Sunday, August 5, 2012

The Games a Gator Plays

The Gator on the Run.
Here I have found some pictures of Molly-Gator from March, wherein she had escaped the yard. Molly-Gator is a professional escape artist, and very good at her job. Just when we think we finally have the perimeter secure, she makes another break for it. The most exasperating thing about these escapes is that she thinks capture is a game. She will not come to me or j^C if her life depended on it, but she'll run the neighborhood making friends with anyone who happens to be standing in their yard. I have found her more than once a few streets over, on her back, having her belly rubbed by some random by-stander. 
She mocks me.

Unless she is caught by someone while she is on the loose, the only way to catch The Gator is to start driving around the neighborhood. She likes to give chase, so I drive up and down the streets at a fairly fast speed, so that she is about 20 feet behind the car. Any slower and she likes to catch up with me and then dart out in front of the vehicle. Not good. I am terrified that I am going to hit her someday.

Come on Sprout! Chase me!
This whole process is just a game to her. I imagine she feels that she doesn't get enough exercise or   something. I cannot believe that she would make such an assertion though. We have a large back yard with lots of toys. When we try to play with her, she can't be bothered. I also take her to the huge local dog park sometimes, where she finds a shady spot and languishes. She might say her evading capture techniques have to do with her need to run and play, but I think it's just because she knows it drives us all bananas. She has a good sense of humor, that dog, and I know she thinks it's funny.

Tuesday, July 31, 2012

Thief

Daddy has been coddling The Gator since 2009.
No wonder there is a problem
There I was, cozy and cuddly in bed last night, when who should happen to nudge my hand, all cries and pitiful stares, but Molly-Gator.

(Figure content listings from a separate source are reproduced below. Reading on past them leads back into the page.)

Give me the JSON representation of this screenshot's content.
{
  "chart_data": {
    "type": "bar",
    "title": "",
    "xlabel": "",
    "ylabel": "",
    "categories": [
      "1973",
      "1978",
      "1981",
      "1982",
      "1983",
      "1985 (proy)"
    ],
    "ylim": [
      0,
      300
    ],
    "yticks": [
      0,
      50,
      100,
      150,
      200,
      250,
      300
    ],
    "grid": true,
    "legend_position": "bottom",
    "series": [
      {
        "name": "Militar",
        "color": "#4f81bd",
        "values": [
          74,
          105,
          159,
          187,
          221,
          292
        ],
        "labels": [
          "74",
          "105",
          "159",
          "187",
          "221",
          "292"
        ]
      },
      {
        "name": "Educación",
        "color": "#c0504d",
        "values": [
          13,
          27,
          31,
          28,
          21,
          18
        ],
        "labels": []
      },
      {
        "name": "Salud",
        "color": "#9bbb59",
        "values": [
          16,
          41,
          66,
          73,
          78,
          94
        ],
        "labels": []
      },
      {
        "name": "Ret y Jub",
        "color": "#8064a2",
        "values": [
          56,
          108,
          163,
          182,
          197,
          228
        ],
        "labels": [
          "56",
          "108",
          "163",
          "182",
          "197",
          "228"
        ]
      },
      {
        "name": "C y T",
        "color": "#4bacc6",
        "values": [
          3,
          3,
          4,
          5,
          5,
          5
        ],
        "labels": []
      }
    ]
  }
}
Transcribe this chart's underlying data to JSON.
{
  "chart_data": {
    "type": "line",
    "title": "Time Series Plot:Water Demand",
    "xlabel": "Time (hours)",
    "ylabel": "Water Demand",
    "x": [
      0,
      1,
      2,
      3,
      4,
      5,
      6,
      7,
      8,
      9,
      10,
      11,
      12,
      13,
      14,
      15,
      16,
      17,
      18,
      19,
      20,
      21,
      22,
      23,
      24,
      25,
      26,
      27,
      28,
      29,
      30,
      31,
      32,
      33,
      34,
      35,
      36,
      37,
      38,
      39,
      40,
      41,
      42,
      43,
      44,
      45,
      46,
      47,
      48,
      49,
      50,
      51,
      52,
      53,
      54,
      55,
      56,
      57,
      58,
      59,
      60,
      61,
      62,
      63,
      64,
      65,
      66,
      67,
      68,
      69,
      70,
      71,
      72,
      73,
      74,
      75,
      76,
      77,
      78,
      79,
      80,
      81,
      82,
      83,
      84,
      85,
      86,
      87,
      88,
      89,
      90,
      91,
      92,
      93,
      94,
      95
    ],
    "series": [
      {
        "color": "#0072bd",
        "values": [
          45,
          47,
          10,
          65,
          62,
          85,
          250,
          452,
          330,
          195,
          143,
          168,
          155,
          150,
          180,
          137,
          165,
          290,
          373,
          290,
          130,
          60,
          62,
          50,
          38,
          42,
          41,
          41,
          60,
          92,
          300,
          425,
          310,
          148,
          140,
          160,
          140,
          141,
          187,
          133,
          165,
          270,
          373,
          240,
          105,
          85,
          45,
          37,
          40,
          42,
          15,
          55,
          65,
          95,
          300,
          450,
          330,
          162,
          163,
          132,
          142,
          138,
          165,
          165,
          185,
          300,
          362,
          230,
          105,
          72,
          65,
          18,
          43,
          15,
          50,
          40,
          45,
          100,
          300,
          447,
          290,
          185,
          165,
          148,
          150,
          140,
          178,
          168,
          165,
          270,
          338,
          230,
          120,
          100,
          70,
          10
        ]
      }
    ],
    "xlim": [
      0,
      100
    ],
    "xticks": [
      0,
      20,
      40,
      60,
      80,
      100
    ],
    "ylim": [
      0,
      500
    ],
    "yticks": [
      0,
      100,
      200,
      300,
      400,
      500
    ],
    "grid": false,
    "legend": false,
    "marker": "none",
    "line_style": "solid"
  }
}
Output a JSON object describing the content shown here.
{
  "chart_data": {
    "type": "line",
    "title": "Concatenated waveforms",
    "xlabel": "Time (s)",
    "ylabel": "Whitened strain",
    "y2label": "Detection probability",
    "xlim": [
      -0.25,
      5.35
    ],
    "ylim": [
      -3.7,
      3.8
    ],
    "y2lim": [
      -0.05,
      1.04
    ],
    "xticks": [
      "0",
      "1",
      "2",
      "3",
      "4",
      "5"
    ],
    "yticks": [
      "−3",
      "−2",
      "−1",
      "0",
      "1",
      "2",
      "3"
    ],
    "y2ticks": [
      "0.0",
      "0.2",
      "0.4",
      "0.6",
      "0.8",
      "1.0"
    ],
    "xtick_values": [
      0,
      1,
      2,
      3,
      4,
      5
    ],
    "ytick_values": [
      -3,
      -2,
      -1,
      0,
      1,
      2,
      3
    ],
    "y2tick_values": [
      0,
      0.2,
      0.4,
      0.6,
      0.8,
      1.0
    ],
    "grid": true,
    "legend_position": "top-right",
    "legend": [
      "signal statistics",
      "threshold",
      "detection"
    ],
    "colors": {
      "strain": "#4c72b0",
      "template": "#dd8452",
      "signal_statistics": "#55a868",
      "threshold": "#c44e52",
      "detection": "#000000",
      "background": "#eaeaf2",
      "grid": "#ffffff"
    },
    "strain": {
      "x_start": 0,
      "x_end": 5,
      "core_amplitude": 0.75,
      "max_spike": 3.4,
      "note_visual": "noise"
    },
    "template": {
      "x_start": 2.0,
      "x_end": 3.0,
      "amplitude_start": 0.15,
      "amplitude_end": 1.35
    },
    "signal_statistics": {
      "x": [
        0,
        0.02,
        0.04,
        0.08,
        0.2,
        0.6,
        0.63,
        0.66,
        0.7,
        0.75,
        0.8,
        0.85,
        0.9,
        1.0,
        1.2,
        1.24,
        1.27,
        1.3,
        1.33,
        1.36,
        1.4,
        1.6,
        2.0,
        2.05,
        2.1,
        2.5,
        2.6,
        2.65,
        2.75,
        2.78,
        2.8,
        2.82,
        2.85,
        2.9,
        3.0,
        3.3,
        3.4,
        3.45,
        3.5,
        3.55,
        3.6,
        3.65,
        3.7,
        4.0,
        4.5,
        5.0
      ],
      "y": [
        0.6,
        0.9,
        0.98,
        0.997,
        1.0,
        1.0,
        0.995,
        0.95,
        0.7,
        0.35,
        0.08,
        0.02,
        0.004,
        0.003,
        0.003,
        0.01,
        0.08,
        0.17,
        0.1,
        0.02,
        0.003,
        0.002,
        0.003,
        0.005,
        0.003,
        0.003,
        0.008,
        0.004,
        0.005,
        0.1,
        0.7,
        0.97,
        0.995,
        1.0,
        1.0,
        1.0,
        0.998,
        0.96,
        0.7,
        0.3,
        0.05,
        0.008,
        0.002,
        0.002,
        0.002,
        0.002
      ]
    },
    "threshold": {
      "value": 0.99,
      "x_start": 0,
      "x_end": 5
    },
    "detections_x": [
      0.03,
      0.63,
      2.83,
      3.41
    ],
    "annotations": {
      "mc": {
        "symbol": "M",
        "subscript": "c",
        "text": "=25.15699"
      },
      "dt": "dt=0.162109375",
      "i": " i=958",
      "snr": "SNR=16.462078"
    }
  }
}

"Do you want to go outside?" I asked. She whined some more, implying that this was the case. So, I did as all good mothers do. I got out of bed and walked to the back door to let her out. The last thing I wanted was for her to have an accident. Her sad little face belied a full bladder.

It had all been a clever ruse. When I opened the door, Cody, the good dog, ran outside to do his business. But where was The Gator? I went back into the bedroom to see what might be keeping her. It should not have surprised me, what I found. Molly-Gator was curled up in bed where I had been laying, looking happy as a clam, getting pets from her daddy.

This has not been an isolated incident. The next morning, when I got out of bed to let the dogs out and make the family some breakfast, I returned to find that sneaky dog standing on my side of the bed, all doggy smiles and waggy tails.

She is a bed thief and a love sponge, and it will not be tolerated I tell you. The only way to rectify this behavior is with more pets in Gator approved zones. More to come as developments occur.